Tuesday, April 12, 2011

"No Eyewitnesses to the Resurrection"?

This is a continuation of a response to Michael Martin's article, "Why the Resurrection is Initially Improbable," Philo, 1, no. 1 (Spring-Summer 1998): 63-73.

In recent years, I have heard people make the claim that there were "no eyewitnesses to the resurrection". Mr. Martin also makes that claim. This claim is common enough among skeptics, but it is misleading.

The "no eyewitnesses" claim is, if you think about it, spectacularly wrong. One of the earliest written accounts of the events, recorded by Paul in his first letter to the people of Corinth, mentions that there were over 500 eyewitnesses. Later, more detailed accounts mention appearances where Jesus spoke with people -- some of the conversations are recorded for us -- and even ate with people after rising from the dead. Even the latest written account that appears in the New Testament is written by someone who personally claims to have been an eyewitness of Jesus' resurrection himself, to have talked with Jesus on a number of occasions after he rose from the dead.

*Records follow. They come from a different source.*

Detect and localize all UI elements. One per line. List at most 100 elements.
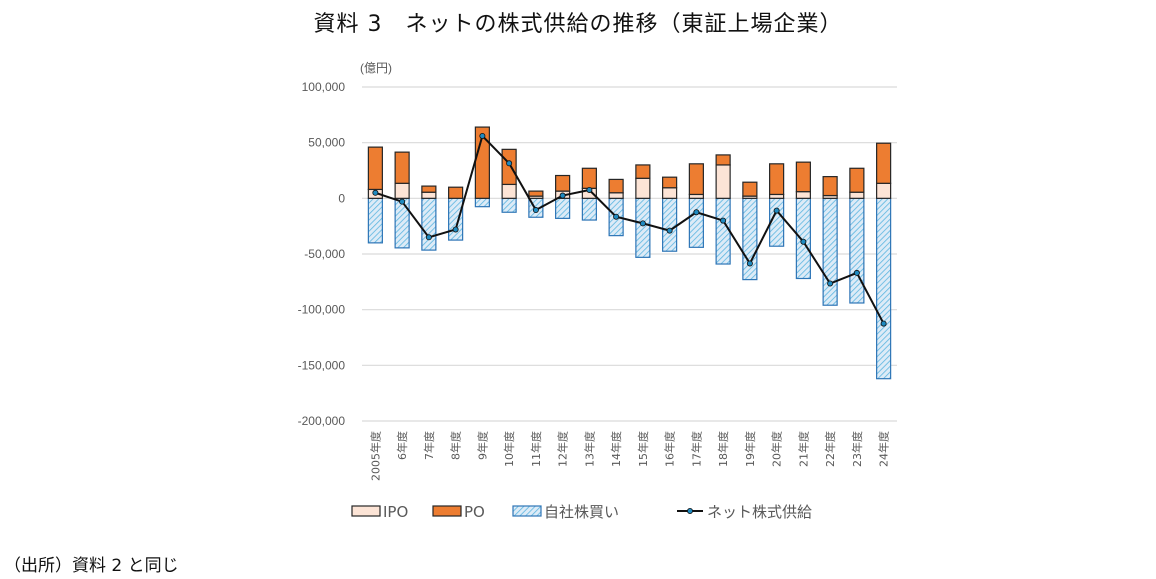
y-tick-label: 50,000 (308, 136, 345, 150)
legend-marker-icon (687, 507, 694, 514)
net-supply-point (559, 192, 566, 199)
bar-po (501, 148, 517, 186)
bar-buyback (501, 197, 517, 213)
bar-buyback (715, 197, 731, 265)
bar-ipo (394, 182, 410, 199)
bars (367, 126, 892, 380)
legend: IPO PO 自社株買い ネット株式供給 (351, 503, 812, 521)
bar-po (448, 186, 464, 199)
net-supply-point (720, 217, 727, 224)
bar-buyback (822, 197, 838, 306)
x-tick-label: 7年度 (422, 431, 436, 460)
x-tick-label: 9年度 (475, 431, 489, 460)
x-tick-label: 19年度 (743, 431, 757, 467)
x-tick-label: 17年度 (689, 431, 703, 467)
bar-po (688, 163, 704, 196)
legend-swatch-icon (512, 505, 542, 517)
bar-ipo (635, 177, 651, 199)
bar-po (662, 176, 678, 189)
legend-swatch-icon (432, 505, 462, 517)
net-supply-point (399, 198, 406, 205)
net-supply-point (639, 220, 646, 227)
net-supply-point (666, 227, 673, 234)
bar-po (635, 164, 651, 179)
net-supply-point (586, 186, 593, 193)
legend-item-line: ネット株式供給 (677, 503, 812, 521)
bar-ipo (876, 182, 892, 199)
net-supply-point (452, 226, 459, 233)
bar-buyback (555, 197, 571, 219)
bar-po (555, 174, 571, 192)
y-axis-unit-label: (億円) (360, 61, 392, 75)
y-tick-label: 0 (338, 191, 345, 205)
bar-buyback (394, 197, 410, 249)
bar-po (528, 190, 544, 197)
x-tick-label: 24年度 (877, 431, 891, 467)
legend-item-bb: 自社株買い (512, 503, 619, 521)
net-supply-point (372, 189, 379, 196)
net-supply-point (827, 280, 834, 287)
bar-ipo (849, 191, 865, 199)
y-axis: 100,000 50,000 0 -50,000 -100,000 -150,000 -20… (298, 80, 346, 428)
y-tick-label: -200,000 (298, 414, 346, 428)
bar-po (795, 161, 811, 193)
bar-po (421, 185, 437, 193)
source-note: （出所）資料 2 と同じ (4, 556, 179, 576)
bar-ipo (421, 191, 437, 199)
y-tick-label: 100,000 (302, 80, 346, 94)
bar-buyback (662, 197, 678, 252)
bar-buyback (849, 197, 865, 304)
x-tick-label: 20年度 (770, 431, 784, 467)
x-tick-label: 13年度 (582, 431, 596, 467)
y-tick-label: -150,000 (298, 358, 346, 372)
bar-po (367, 146, 383, 191)
bar-buyback (581, 197, 597, 221)
net-supply-point (532, 207, 539, 214)
x-tick-label: 22年度 (823, 431, 837, 467)
bar-po (849, 167, 865, 193)
net-supply-polyline (375, 134, 885, 325)
net-supply-point (613, 213, 620, 220)
bar-po (581, 167, 597, 189)
legend-label: IPO (383, 503, 408, 521)
bar-po (822, 176, 838, 197)
net-supply-point (425, 234, 432, 241)
bar-po (742, 181, 758, 197)
legend-label: PO (464, 503, 485, 521)
bar-po (769, 163, 785, 196)
legend-swatch-icon (351, 505, 381, 517)
bar-po (876, 142, 892, 184)
bar-ipo (795, 191, 811, 199)
net-supply-point (693, 209, 700, 216)
net-supply-point (746, 260, 753, 267)
x-tick-label: 6年度 (395, 431, 409, 460)
y-tick-label: -100,000 (298, 303, 346, 317)
chart-title: 資料 3 ネットの株式供給の推移（東証上場企業） (313, 12, 843, 37)
bar-po (608, 178, 624, 194)
net-supply-point (773, 207, 780, 214)
x-tick-label: 8年度 (449, 431, 463, 460)
x-tick-label: 23年度 (850, 431, 864, 467)
bar-ipo (608, 192, 624, 199)
legend-label: ネット株式供給 (707, 503, 812, 521)
bar-ipo (501, 183, 517, 199)
net-supply-point (853, 269, 860, 276)
bar-buyback (688, 197, 704, 248)
legend-item-po: PO (432, 503, 485, 521)
x-tick-label: 21年度 (796, 431, 810, 467)
x-tick-label: 10年度 (502, 431, 516, 467)
x-tick-label: 11年度 (529, 431, 543, 467)
net-supply-point (479, 132, 486, 139)
x-tick-label: 18年度 (716, 431, 730, 467)
net-supply-point (880, 320, 887, 327)
bar-buyback (448, 197, 464, 241)
bar-buyback (421, 197, 437, 251)
bar-po (715, 154, 731, 166)
bar-buyback (742, 197, 758, 281)
x-tick-label: 2005年度 (368, 431, 382, 481)
y-tick-label: -50,000 (304, 247, 345, 261)
legend-item-ipo: IPO (351, 503, 408, 521)
x-tick-label: 14年度 (609, 431, 623, 467)
bar-po (394, 151, 410, 184)
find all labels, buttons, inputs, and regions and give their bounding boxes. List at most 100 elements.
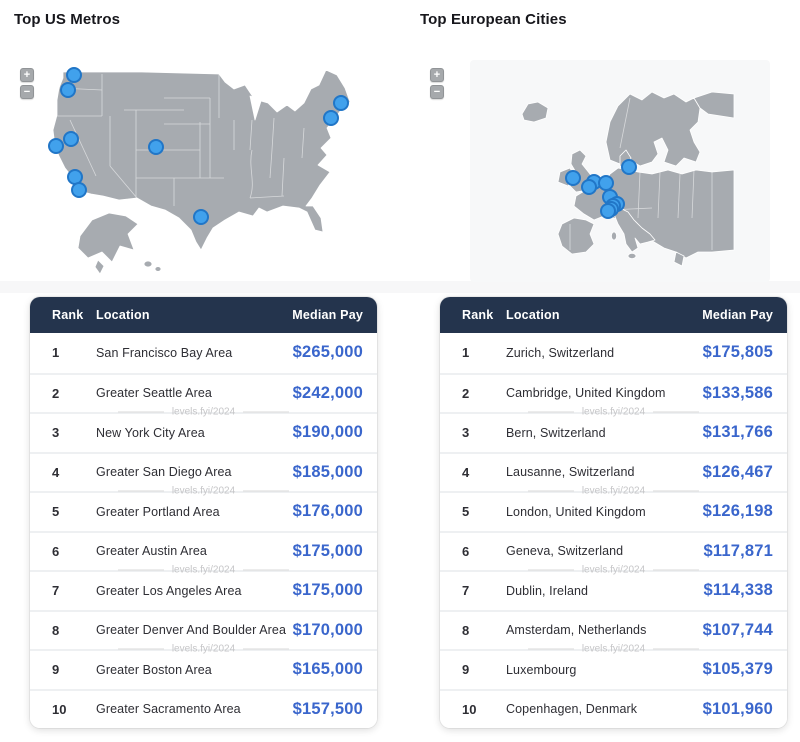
column-rank: Rank xyxy=(462,308,494,322)
city-marker[interactable] xyxy=(581,179,597,195)
table-row: 7 Greater Los Angeles Area $175,000 xyxy=(30,570,377,610)
greece-shape xyxy=(673,251,685,267)
city-marker[interactable] xyxy=(66,67,82,83)
median-pay-cell: $126,198 xyxy=(702,502,773,521)
city-marker[interactable] xyxy=(193,209,209,225)
median-pay-cell: $117,871 xyxy=(703,541,773,560)
zoom-out-button[interactable]: − xyxy=(20,85,34,99)
zoom-in-button[interactable]: + xyxy=(430,68,444,82)
median-pay-cell: $175,805 xyxy=(702,343,773,362)
island-shape xyxy=(94,259,105,275)
europe-map-svg xyxy=(470,60,770,282)
italy-shape xyxy=(613,207,656,253)
europe-table-card: Rank Location Median Pay 1 Zurich, Switze… xyxy=(440,297,787,728)
median-pay-cell: $190,000 xyxy=(292,423,363,442)
median-pay-cell: $170,000 xyxy=(292,620,363,639)
table-row: 1 Zurich, Switzerland $175,805 xyxy=(440,333,787,373)
us-map[interactable]: + − xyxy=(14,58,377,288)
rank-cell: 2 xyxy=(52,385,60,401)
northeast-landmass xyxy=(693,91,735,119)
location-cell: Greater Denver And Boulder Area xyxy=(96,623,287,638)
rank-cell: 7 xyxy=(52,583,60,599)
europe-map[interactable]: + − xyxy=(424,58,790,288)
location-cell: Cambridge, United Kingdom xyxy=(506,386,666,401)
table-row: 8 Greater Denver And Boulder Area $170,000 xyxy=(30,609,377,649)
location-cell: London, United Kingdom xyxy=(506,504,646,519)
state-borders xyxy=(55,74,305,206)
table-row: 4 Lausanne, Switzerland $126,467 xyxy=(440,451,787,491)
city-marker[interactable] xyxy=(71,182,87,198)
table-row: 1 San Francisco Bay Area $265,000 xyxy=(30,333,377,373)
rank-cell: 1 xyxy=(462,345,470,361)
location-cell: Dublin, Ireland xyxy=(506,583,589,598)
city-marker[interactable] xyxy=(60,82,76,98)
median-pay-cell: $114,338 xyxy=(703,581,773,600)
median-pay-cell: $131,766 xyxy=(702,423,773,442)
city-marker[interactable] xyxy=(67,169,83,185)
table-row: 3 New York City Area $190,000 xyxy=(30,412,377,452)
page-title: Top US Metros xyxy=(14,11,121,28)
column-location: Location xyxy=(96,308,150,322)
rank-cell: 2 xyxy=(462,385,470,401)
table-row: 6 Greater Austin Area $175,000 xyxy=(30,530,377,570)
median-pay-cell: $105,379 xyxy=(702,660,773,679)
sicily-shape xyxy=(627,252,637,259)
city-marker[interactable] xyxy=(565,170,581,186)
zoom-in-button[interactable]: + xyxy=(20,68,34,82)
location-cell: New York City Area xyxy=(96,425,205,440)
us-mainland-shape xyxy=(52,69,351,251)
rank-cell: 4 xyxy=(52,464,60,480)
table-body: 1 Zurich, Switzerland $175,805 2 Cambridge, … xyxy=(440,333,787,728)
table-row: 9 Luxembourg $105,379 xyxy=(440,649,787,689)
rank-cell: 8 xyxy=(462,622,470,638)
city-marker[interactable] xyxy=(333,95,349,111)
location-cell: Greater San Diego Area xyxy=(96,465,232,480)
location-cell: Zurich, Switzerland xyxy=(506,345,615,360)
table-row: 10 Copenhagen, Denmark $101,960 xyxy=(440,688,787,728)
rank-cell: 10 xyxy=(52,701,67,717)
median-pay-cell: $133,586 xyxy=(702,383,773,402)
city-marker[interactable] xyxy=(600,203,616,219)
table-row: 2 Greater Seattle Area $242,000 xyxy=(30,372,377,412)
city-marker[interactable] xyxy=(148,139,164,155)
median-pay-cell: $175,000 xyxy=(292,541,363,560)
table-row: 5 London, United Kingdom $126,198 xyxy=(440,491,787,531)
median-pay-cell: $126,467 xyxy=(702,462,773,481)
table-row: 3 Bern, Switzerland $131,766 xyxy=(440,412,787,452)
city-marker[interactable] xyxy=(621,159,637,175)
location-cell: Greater Austin Area xyxy=(96,544,207,559)
table-body: 1 San Francisco Bay Area $265,000 2 Greater … xyxy=(30,333,377,728)
location-cell: Lausanne, Switzerland xyxy=(506,465,635,480)
location-cell: Bern, Switzerland xyxy=(506,425,606,440)
location-cell: Amsterdam, Netherlands xyxy=(506,623,647,638)
map-zoom-controls: + − xyxy=(20,68,34,99)
rank-cell: 9 xyxy=(52,662,60,678)
rank-cell: 3 xyxy=(52,425,60,441)
map-bottom-shade xyxy=(0,281,800,293)
zoom-out-button[interactable]: − xyxy=(430,85,444,99)
median-pay-cell: $165,000 xyxy=(292,660,363,679)
location-cell: Greater Boston Area xyxy=(96,662,212,677)
rank-cell: 5 xyxy=(462,504,470,520)
median-pay-cell: $185,000 xyxy=(292,462,363,481)
location-cell: Copenhagen, Denmark xyxy=(506,702,638,717)
map-zoom-controls: + − xyxy=(430,68,444,99)
table-row: 10 Greater Sacramento Area $157,500 xyxy=(30,688,377,728)
table-header: Rank Location Median Pay xyxy=(30,297,377,333)
location-cell: San Francisco Bay Area xyxy=(96,345,233,360)
us-table-card: Rank Location Median Pay 1 San Francisco … xyxy=(30,297,377,728)
island-shape xyxy=(143,260,153,268)
median-pay-cell: $107,744 xyxy=(702,620,773,639)
city-marker[interactable] xyxy=(323,110,339,126)
city-marker[interactable] xyxy=(48,138,64,154)
column-median-pay: Median Pay xyxy=(702,308,773,322)
sardinia-shape xyxy=(610,231,617,241)
city-marker[interactable] xyxy=(598,175,614,191)
rank-cell: 9 xyxy=(462,662,470,678)
location-cell: Geneva, Switzerland xyxy=(506,544,624,559)
city-marker[interactable] xyxy=(63,131,79,147)
median-pay-cell: $157,500 xyxy=(292,699,363,718)
median-pay-cell: $176,000 xyxy=(292,502,363,521)
median-pay-cell: $265,000 xyxy=(292,343,363,362)
table-row: 8 Amsterdam, Netherlands $107,744 xyxy=(440,609,787,649)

So how do skeptics make so bold as to claim that there were no eyewitnesses to the resurrection? It seems to be a bit of a sleight-of-hand: Are we discussing the event of the resurrection - the precise moment when Jesus became alive again inside the tomb - or the enduring fact of the resurrection: that Jesus was alive again? No one else was in the tomb with Jesus when he rose from the dead, but many people saw him alive afterwards. The fact that they were not in the tomb at the moment when Jesus rose to life again does not invalidate their testimony that Jesus had risen from the dead. They remain eyewitnesses to the fact of the resurrection, if not the event of the exact first moment of the resurrection.

To take the example from the other side, if nobody had seen Lincoln assassinated, but many had seen him later dead, it would be nonsense to claim that there were no eyewitnesses to Lincoln’s death and imply that therefore he might be alive. Lincoln’s death was an event, but also an enduring fact; anyone who saw Lincoln dead was a valid eyewitness of the fact of his death, if not the event of his death. They may not be able to say, "I saw him die," but they can say, "I saw him dead." They are witnesses of the fact of his death.

So with Jesus, the many who saw him alive again are eyewitnesses of the fact of his resurrection, if not the event of his return to life inside the tomb. They may not be able to say, "I saw him begin to breathe again, saw him draw the first breath of his new life and take off the funeral shroud," but they can say, "I saw him alive." They may not be able to say, "I saw him rise," but then can say, "I saw him risen." They are witnesses of the fact of his resurrection, and there were many of them.

I would give Mr. Martin the benefit of the doubt as to whether he was misleading deliberately; it could have been accidental ambiguity. Still, the claim that "there were no eyewitnesses of the resurrection" is misleading, bordering on deceptive; in fact many people saw Jesus alive again and were eyewitnesses of the resurrection in a very real and factual sense.